Dikalangan anak yang lebih besar atau usia sekolah, rasa takut berpusat pada bahaya yang bersifat fantastik, adikodrati, dan samar-samar. Mereka takut pada gelap dan makhluk imajinatif yang diasosiasikan dengan gelap, pada kematian atau luka, pada kilat guntur, serta pada karakter yang menyeramkan yang terdapat pada dongeng, film, televisi, atau komik
Terlepas dari usia anak, ciri khas yang penting pada semua rangsangan takut ialah hal tersebut terjadi secara mendadak dan tidak di duga, dan anak-anak hanya mempunyai kesempatan yang sedikit untuk menyesuaikan diri dengan situasi tersebut. Namun seiring dengan perkembangan intelektual dan meningkatnya usia anak, mereka dapat menyesuaikan diri dengan lingkungannya.
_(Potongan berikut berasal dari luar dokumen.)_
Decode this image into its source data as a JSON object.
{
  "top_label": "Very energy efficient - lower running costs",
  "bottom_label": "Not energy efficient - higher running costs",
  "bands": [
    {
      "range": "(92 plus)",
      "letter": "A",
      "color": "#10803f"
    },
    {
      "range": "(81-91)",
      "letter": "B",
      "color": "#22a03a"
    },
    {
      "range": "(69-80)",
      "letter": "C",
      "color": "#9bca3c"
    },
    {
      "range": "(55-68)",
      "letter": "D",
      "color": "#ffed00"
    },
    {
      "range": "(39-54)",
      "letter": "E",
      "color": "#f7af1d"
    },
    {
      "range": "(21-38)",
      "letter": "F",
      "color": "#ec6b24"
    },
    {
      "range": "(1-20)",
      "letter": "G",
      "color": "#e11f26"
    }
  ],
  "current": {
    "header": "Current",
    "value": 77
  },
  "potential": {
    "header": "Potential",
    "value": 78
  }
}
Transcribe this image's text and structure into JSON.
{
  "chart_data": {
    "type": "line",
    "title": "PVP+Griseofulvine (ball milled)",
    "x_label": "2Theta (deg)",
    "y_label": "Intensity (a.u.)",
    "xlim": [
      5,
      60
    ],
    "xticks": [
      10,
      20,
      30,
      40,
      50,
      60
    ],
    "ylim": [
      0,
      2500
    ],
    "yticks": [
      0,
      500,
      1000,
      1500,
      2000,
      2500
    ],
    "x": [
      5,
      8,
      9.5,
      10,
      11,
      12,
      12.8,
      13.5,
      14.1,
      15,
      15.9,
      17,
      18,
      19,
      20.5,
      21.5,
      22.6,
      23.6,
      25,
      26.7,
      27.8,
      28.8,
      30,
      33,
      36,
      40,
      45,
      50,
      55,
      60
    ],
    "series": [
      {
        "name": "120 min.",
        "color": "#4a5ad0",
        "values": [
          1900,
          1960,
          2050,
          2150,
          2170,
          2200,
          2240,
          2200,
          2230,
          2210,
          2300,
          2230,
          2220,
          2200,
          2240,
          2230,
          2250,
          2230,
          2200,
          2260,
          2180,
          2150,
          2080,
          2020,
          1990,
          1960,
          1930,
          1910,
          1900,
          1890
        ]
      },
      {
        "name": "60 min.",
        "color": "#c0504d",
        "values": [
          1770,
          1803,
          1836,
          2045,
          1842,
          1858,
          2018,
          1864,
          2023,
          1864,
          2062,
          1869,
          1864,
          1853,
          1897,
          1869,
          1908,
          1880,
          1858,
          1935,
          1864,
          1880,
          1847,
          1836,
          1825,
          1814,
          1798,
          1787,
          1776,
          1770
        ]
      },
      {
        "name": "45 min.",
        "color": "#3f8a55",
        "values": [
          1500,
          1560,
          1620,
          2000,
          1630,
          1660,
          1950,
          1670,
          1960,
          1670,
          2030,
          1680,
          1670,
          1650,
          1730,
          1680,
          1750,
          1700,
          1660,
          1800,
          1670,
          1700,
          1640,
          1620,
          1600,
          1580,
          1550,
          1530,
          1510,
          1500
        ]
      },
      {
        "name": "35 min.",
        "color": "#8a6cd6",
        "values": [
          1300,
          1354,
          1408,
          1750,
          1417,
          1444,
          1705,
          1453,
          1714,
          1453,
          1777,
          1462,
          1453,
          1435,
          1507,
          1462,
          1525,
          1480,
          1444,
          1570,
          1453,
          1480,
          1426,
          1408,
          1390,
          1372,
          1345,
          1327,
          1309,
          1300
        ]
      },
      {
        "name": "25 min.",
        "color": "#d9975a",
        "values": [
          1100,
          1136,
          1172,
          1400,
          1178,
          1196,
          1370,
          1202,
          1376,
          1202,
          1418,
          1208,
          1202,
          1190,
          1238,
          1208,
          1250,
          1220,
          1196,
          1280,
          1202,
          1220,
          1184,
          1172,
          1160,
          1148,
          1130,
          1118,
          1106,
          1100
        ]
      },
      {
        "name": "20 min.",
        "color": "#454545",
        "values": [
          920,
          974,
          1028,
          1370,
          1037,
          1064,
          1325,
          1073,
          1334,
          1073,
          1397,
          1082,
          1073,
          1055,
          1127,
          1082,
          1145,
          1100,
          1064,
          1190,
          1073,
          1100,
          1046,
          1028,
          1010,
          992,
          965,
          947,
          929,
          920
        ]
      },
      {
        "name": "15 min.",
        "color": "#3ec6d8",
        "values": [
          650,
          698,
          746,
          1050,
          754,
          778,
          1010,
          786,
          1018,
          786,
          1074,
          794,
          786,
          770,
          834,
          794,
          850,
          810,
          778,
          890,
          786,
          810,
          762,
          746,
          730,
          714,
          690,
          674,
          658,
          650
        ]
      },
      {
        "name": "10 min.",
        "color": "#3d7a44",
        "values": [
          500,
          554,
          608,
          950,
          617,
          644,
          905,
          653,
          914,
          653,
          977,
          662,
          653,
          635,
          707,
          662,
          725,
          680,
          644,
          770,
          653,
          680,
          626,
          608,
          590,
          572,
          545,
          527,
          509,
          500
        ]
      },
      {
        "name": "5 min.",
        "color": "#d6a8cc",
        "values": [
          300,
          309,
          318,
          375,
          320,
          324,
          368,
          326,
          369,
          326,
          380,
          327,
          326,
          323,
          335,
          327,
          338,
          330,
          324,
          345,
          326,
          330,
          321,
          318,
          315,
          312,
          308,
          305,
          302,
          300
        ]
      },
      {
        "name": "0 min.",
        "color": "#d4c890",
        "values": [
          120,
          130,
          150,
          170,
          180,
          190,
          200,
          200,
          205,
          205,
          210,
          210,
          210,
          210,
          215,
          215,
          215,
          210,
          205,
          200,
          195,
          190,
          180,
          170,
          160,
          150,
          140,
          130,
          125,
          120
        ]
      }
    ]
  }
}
Selanjutnya reaksi rasa, seperti; intelegensia, jenis kelamin, status sosial ekonomi, kondisi fisik, hubungan sosial, urutan kelahiran, dan faktor kepribadian.
b) Rasa Marah
Pada umumnya, kemarahan disebabkan oleh berbagai rintangan, misalnya rintangan terhadap gerak yang diinginkan anak baik rintangan itu berasal dari orang lain atau berasal dari ketidakmampuannya sendiri, rintangan tehadap aktivitas yang sudah berjalan dan sejumlah kejengkelan yang menumpuk. Pada anak-anak usia sekolah, rintangan berpusat pada gangguan terhadap keinginan, gangguan tehadap aktivitas yang dilaksanakan, selalu di persalahkan, digoda dan dibandingkan secara tidak menyenangkan dengan orang lain atau anak lain.
Reaksi kemarahan anak-anak secara garis besar dikategorisasikan menjadi dua jenis yaitu reaksi impulsif dan reaksi yang ditekan. Reaksi impulsif sebagian besar bersifat menghukum keluar (extra punitive), dalam arti reaksi tersebut diarahkan kepada orang lain, misalnya dengan memukul, menggigit, meludahi, meninju, dan sebagainya. Sebagian kecil lainnya bersifat kedalam (intra punitive), dalam arti anak-anak mengarahkan reaksi pada dirinya sendiri.
c) Rasa cemburu
Rasa cemburu adalah reaksi normal terhadap kehilangan kasih sayang yang nyata, dibayangkan, atau ancaman kehilangan kasih sayang. Cemburu disebabkan kemarahan yang menimbulkan sikap jengkel dan ditujukan kepada orang lain. Pola rasa cemburu seringkali berasal dari takut yang berkombinasi dengan rasa marah. Orang yang cemburu sering kali merasa tidak tentram dalam hubungannya dengan orang yang dicintai dan takut kehilangan status dalam hubungannya itu.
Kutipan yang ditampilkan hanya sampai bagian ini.